GQ Corner
Q. We have a current PLN-11 on file based on the outcome of a peer. We also received a request for surgery which although approved, unfortunately has now expired. My question is based on the carrier’s extent dispute; do you feel there is a basis as to a dispute of the UR approved procedure once the approval period is current?
A. If there is a PLN-11 on file disputing the condition giving rise to the need for the medical treatment not only do you have a basis for denying the bill, in the absence of a Designated Doctor determination to the contrary, you should deny the bill. Preauthorization is not a determination of extent and is not a guarantee of payment. If there is evidence that the URA made its initial determination based upon a review of medical records that were less than complete (as is often the case), then the URA should only extend the authorization period after a review of the totality of the relevant medical records (including the peer review).
Q. I have an employee that was sent to the clinic for possible exposure to Covid-19. Eight other employees were tested resulting in 4 positive and 4 negative. The claimant went to the clinic and because she had no symptoms the clinic did not test her. The clinic used diagnosis code V01.79, Z20.828 / exposure to Covid-19. Would you recommend a PLN-1 to dispute? If so, what dispute language would be recommended? The claimant’s date of injury is 6/10/20 and was released to full duty 6/18/20.
A. The employee tests negative and has no symptoms. This is a “no injury” case.

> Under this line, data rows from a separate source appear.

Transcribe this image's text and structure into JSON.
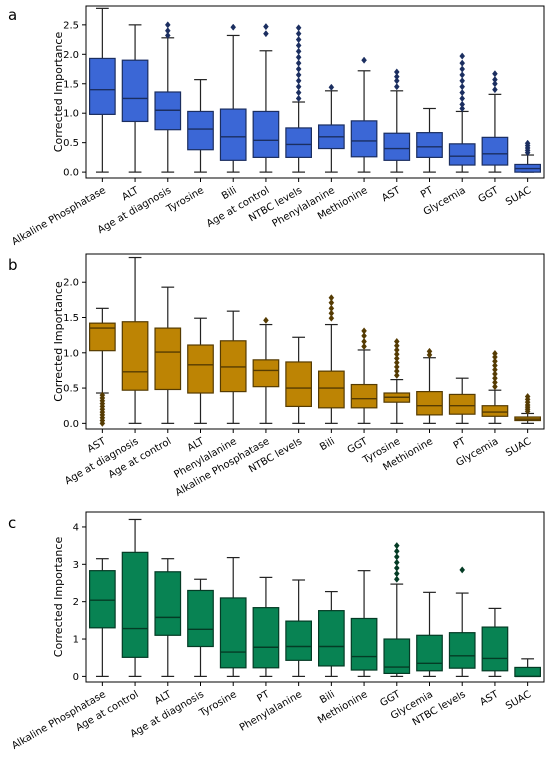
{
  "figure": {
    "background": "#ffffff",
    "whisker_color": "#222222"
  },
  "chart_data": [
    {
      "type": "box",
      "panel_label": "a",
      "title": "",
      "xlabel": "",
      "ylabel": "Corrected Importance",
      "ylim": [
        -0.1,
        2.82
      ],
      "yticks": [
        0.0,
        0.5,
        1.0,
        1.5,
        2.0,
        2.5
      ],
      "ytick_labels": [
        "0.0",
        "0.5",
        "1.0",
        "1.5",
        "2.0",
        "2.5"
      ],
      "grid": false,
      "color": "#3b67d6",
      "categories": [
        "Alkaline Phosphatase",
        "ALT",
        "Age at diagnosis",
        "Tyrosine",
        "Bili",
        "Age at control",
        "NTBC levels",
        "Phenylalanine",
        "Methionine",
        "AST",
        "PT",
        "Glycemia",
        "GGT",
        "SUAC"
      ],
      "boxes": [
        {
          "whislo": 0.0,
          "q1": 0.98,
          "med": 1.4,
          "q3": 1.93,
          "whishi": 2.78,
          "fliers": []
        },
        {
          "whislo": 0.0,
          "q1": 0.86,
          "med": 1.25,
          "q3": 1.9,
          "whishi": 2.5,
          "fliers": []
        },
        {
          "whislo": 0.0,
          "q1": 0.72,
          "med": 1.05,
          "q3": 1.36,
          "whishi": 2.28,
          "fliers": [
            2.32,
            2.4,
            2.5
          ]
        },
        {
          "whislo": 0.0,
          "q1": 0.38,
          "med": 0.73,
          "q3": 1.03,
          "whishi": 1.57,
          "fliers": []
        },
        {
          "whislo": 0.0,
          "q1": 0.2,
          "med": 0.6,
          "q3": 1.07,
          "whishi": 2.32,
          "fliers": [
            2.46
          ]
        },
        {
          "whislo": 0.0,
          "q1": 0.25,
          "med": 0.54,
          "q3": 1.03,
          "whishi": 2.06,
          "fliers": [
            2.35,
            2.47
          ]
        },
        {
          "whislo": 0.0,
          "q1": 0.25,
          "med": 0.47,
          "q3": 0.75,
          "whishi": 1.19,
          "fliers": [
            1.25,
            1.35,
            1.45,
            1.55,
            1.65,
            1.75,
            1.85,
            1.95,
            2.05,
            2.15,
            2.25,
            2.35,
            2.45
          ]
        },
        {
          "whislo": 0.0,
          "q1": 0.4,
          "med": 0.6,
          "q3": 0.8,
          "whishi": 1.38,
          "fliers": [
            1.44
          ]
        },
        {
          "whislo": 0.0,
          "q1": 0.26,
          "med": 0.53,
          "q3": 0.87,
          "whishi": 1.72,
          "fliers": [
            1.9
          ]
        },
        {
          "whislo": 0.0,
          "q1": 0.2,
          "med": 0.4,
          "q3": 0.66,
          "whishi": 1.38,
          "fliers": [
            1.45,
            1.55,
            1.62,
            1.7
          ]
        },
        {
          "whislo": 0.0,
          "q1": 0.25,
          "med": 0.43,
          "q3": 0.67,
          "whishi": 1.08,
          "fliers": []
        },
        {
          "whislo": 0.0,
          "q1": 0.12,
          "med": 0.27,
          "q3": 0.48,
          "whishi": 1.03,
          "fliers": [
            1.08,
            1.15,
            1.25,
            1.35,
            1.45,
            1.55,
            1.65,
            1.75,
            1.85,
            1.97
          ]
        },
        {
          "whislo": 0.0,
          "q1": 0.12,
          "med": 0.31,
          "q3": 0.59,
          "whishi": 1.32,
          "fliers": [
            1.4,
            1.5,
            1.57,
            1.67
          ]
        },
        {
          "whislo": 0.0,
          "q1": 0.0,
          "med": 0.06,
          "q3": 0.13,
          "whishi": 0.29,
          "fliers": [
            0.33,
            0.37,
            0.41,
            0.45,
            0.49
          ]
        }
      ]
    },
    {
      "type": "box",
      "panel_label": "b",
      "title": "",
      "xlabel": "",
      "ylabel": "Corrected Importance",
      "ylim": [
        -0.08,
        2.4
      ],
      "yticks": [
        0.0,
        0.5,
        1.0,
        1.5,
        2.0
      ],
      "ytick_labels": [
        "0.0",
        "0.5",
        "1.0",
        "1.5",
        "2.0"
      ],
      "grid": false,
      "color": "#bd8404",
      "categories": [
        "AST",
        "Age at diagnosis",
        "Age at control",
        "ALT",
        "Phenylalanine",
        "Alkaline Phosphatase",
        "NTBC levels",
        "Bili",
        "GGT",
        "Tyrosine",
        "Methionine",
        "PT",
        "Glycemia",
        "SUAC"
      ],
      "boxes": [
        {
          "whislo": 0.43,
          "q1": 1.03,
          "med": 1.35,
          "q3": 1.42,
          "whishi": 1.63,
          "fliers": [
            0.0,
            0.04,
            0.08,
            0.12,
            0.16,
            0.2,
            0.24,
            0.28,
            0.32,
            0.36,
            0.4
          ]
        },
        {
          "whislo": 0.0,
          "q1": 0.47,
          "med": 0.73,
          "q3": 1.44,
          "whishi": 2.35,
          "fliers": []
        },
        {
          "whislo": 0.0,
          "q1": 0.48,
          "med": 1.01,
          "q3": 1.35,
          "whishi": 1.93,
          "fliers": []
        },
        {
          "whislo": 0.0,
          "q1": 0.43,
          "med": 0.83,
          "q3": 1.11,
          "whishi": 1.49,
          "fliers": []
        },
        {
          "whislo": 0.0,
          "q1": 0.45,
          "med": 0.8,
          "q3": 1.17,
          "whishi": 1.59,
          "fliers": []
        },
        {
          "whislo": 0.0,
          "q1": 0.52,
          "med": 0.75,
          "q3": 0.9,
          "whishi": 1.4,
          "fliers": [
            1.46
          ]
        },
        {
          "whislo": 0.0,
          "q1": 0.24,
          "med": 0.5,
          "q3": 0.87,
          "whishi": 1.22,
          "fliers": []
        },
        {
          "whislo": 0.0,
          "q1": 0.22,
          "med": 0.5,
          "q3": 0.74,
          "whishi": 1.4,
          "fliers": [
            1.49,
            1.56,
            1.63,
            1.71,
            1.78
          ]
        },
        {
          "whislo": 0.0,
          "q1": 0.22,
          "med": 0.35,
          "q3": 0.55,
          "whishi": 1.04,
          "fliers": [
            1.09,
            1.16,
            1.24,
            1.31
          ]
        },
        {
          "whislo": 0.0,
          "q1": 0.3,
          "med": 0.37,
          "q3": 0.43,
          "whishi": 0.62,
          "fliers": [
            0.68,
            0.74,
            0.8,
            0.86,
            0.92,
            0.98,
            1.04,
            1.1,
            1.16
          ]
        },
        {
          "whislo": 0.0,
          "q1": 0.12,
          "med": 0.25,
          "q3": 0.45,
          "whishi": 0.93,
          "fliers": [
            0.97,
            1.02
          ]
        },
        {
          "whislo": 0.0,
          "q1": 0.13,
          "med": 0.25,
          "q3": 0.41,
          "whishi": 0.64,
          "fliers": []
        },
        {
          "whislo": 0.0,
          "q1": 0.1,
          "med": 0.16,
          "q3": 0.25,
          "whishi": 0.47,
          "fliers": [
            0.52,
            0.58,
            0.64,
            0.7,
            0.76,
            0.82,
            0.88,
            0.94,
            0.99
          ]
        },
        {
          "whislo": 0.0,
          "q1": 0.04,
          "med": 0.06,
          "q3": 0.09,
          "whishi": 0.14,
          "fliers": [
            0.17,
            0.2,
            0.23,
            0.26,
            0.3,
            0.34,
            0.38
          ]
        }
      ]
    },
    {
      "type": "box",
      "panel_label": "c",
      "title": "",
      "xlabel": "",
      "ylabel": "Corrected Importance",
      "ylim": [
        -0.15,
        4.4
      ],
      "yticks": [
        0,
        1,
        2,
        3,
        4
      ],
      "ytick_labels": [
        "0",
        "1",
        "2",
        "3",
        "4"
      ],
      "grid": false,
      "color": "#088353",
      "categories": [
        "Alkaline Phosphatase",
        "Age at control",
        "ALT",
        "Age at diagnosis",
        "Tyrosine",
        "PT",
        "Phenylalanine",
        "Bili",
        "Methionine",
        "GGT",
        "Glycemia",
        "NTBC levels",
        "AST",
        "SUAC"
      ],
      "boxes": [
        {
          "whislo": 0.0,
          "q1": 1.3,
          "med": 2.04,
          "q3": 2.83,
          "whishi": 3.15,
          "fliers": []
        },
        {
          "whislo": 0.0,
          "q1": 0.51,
          "med": 1.28,
          "q3": 3.32,
          "whishi": 4.2,
          "fliers": []
        },
        {
          "whislo": 0.0,
          "q1": 1.1,
          "med": 1.58,
          "q3": 2.8,
          "whishi": 3.15,
          "fliers": []
        },
        {
          "whislo": 0.0,
          "q1": 0.8,
          "med": 1.26,
          "q3": 2.3,
          "whishi": 2.6,
          "fliers": []
        },
        {
          "whislo": 0.0,
          "q1": 0.23,
          "med": 0.65,
          "q3": 2.1,
          "whishi": 3.18,
          "fliers": []
        },
        {
          "whislo": 0.0,
          "q1": 0.23,
          "med": 0.78,
          "q3": 1.84,
          "whishi": 2.65,
          "fliers": []
        },
        {
          "whislo": 0.0,
          "q1": 0.43,
          "med": 0.8,
          "q3": 1.48,
          "whishi": 2.58,
          "fliers": []
        },
        {
          "whislo": 0.0,
          "q1": 0.28,
          "med": 0.8,
          "q3": 1.76,
          "whishi": 2.27,
          "fliers": []
        },
        {
          "whislo": 0.0,
          "q1": 0.17,
          "med": 0.53,
          "q3": 1.55,
          "whishi": 2.83,
          "fliers": []
        },
        {
          "whislo": 0.0,
          "q1": 0.08,
          "med": 0.25,
          "q3": 1.0,
          "whishi": 2.47,
          "fliers": [
            2.6,
            2.75,
            2.9,
            3.05,
            3.2,
            3.35,
            3.5
          ]
        },
        {
          "whislo": 0.0,
          "q1": 0.15,
          "med": 0.35,
          "q3": 1.1,
          "whishi": 2.25,
          "fliers": []
        },
        {
          "whislo": 0.0,
          "q1": 0.22,
          "med": 0.55,
          "q3": 1.17,
          "whishi": 2.23,
          "fliers": [
            2.85
          ]
        },
        {
          "whislo": 0.0,
          "q1": 0.15,
          "med": 0.48,
          "q3": 1.32,
          "whishi": 1.82,
          "fliers": []
        },
        {
          "whislo": 0.0,
          "q1": 0.0,
          "med": 0.0,
          "q3": 0.24,
          "whishi": 0.47,
          "fliers": []
        }
      ]
    }
  ]
}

I am going to give you language. It is NOT to be used for first responders and I am assuming that this individual is not a first responder or public safety employee. The language to be used is as follows: We understand that you have reported to your employer that you believe that you might have been exposed to SARS-CoV-2, the virus responsible for causing the disease known as COVID-19. Further, we understand that you have indicated that such exposure was in the course and scope of your employment. During the course of our investigation we received information that you have been tested and that the test for COVID-19 has come back negative. If this is incorrect, please let us know immediately. It is also our understanding that you have not yet been diagnosed with any other occupational disease. The claim was reported to [Insurance Carrier] as an exposure only. Texas statutes govern various aspects of exposures to contagious and reportable viruses (i.e., exposure to the virus, SARS-CoV-2) and claims involving the development of the disease itself (i.e., development of COVID019). Different statutes govern each type claim and depend upon the type of employee. Workers’ compensation are payable only for a “compensable injury” as that term is defined in the Texas Workers’ Compensation Act (TWCA). Except in limited circumstance not applicable her, benefits under the TWCA are not payable for an exposure to a virus that may only possibly lead to injury or disease. Additionally, to be entitled to workers’ compensation benefits for a diagnosed disease, the Texas Workers’ Compensation Act requires that such disease must not be an “ordinary disease of life” and it must have been contracted during the course of employment with your employer. At this point, based upon the information provided to us, there is insufficient evidence of any injury (i.e., damage or harm to the physical structure of your body or occupational disease) that arose out of your employment and from an activity that has to do with and originates in the work, business, trade, or profession for your employer and which was performed by you while you were engaged in or about the furtherance of the affairs or business of your employer. Please notify us immediately should you receive a confirmed diagnosis of a disease so that a further evaluation of compensability can be determined.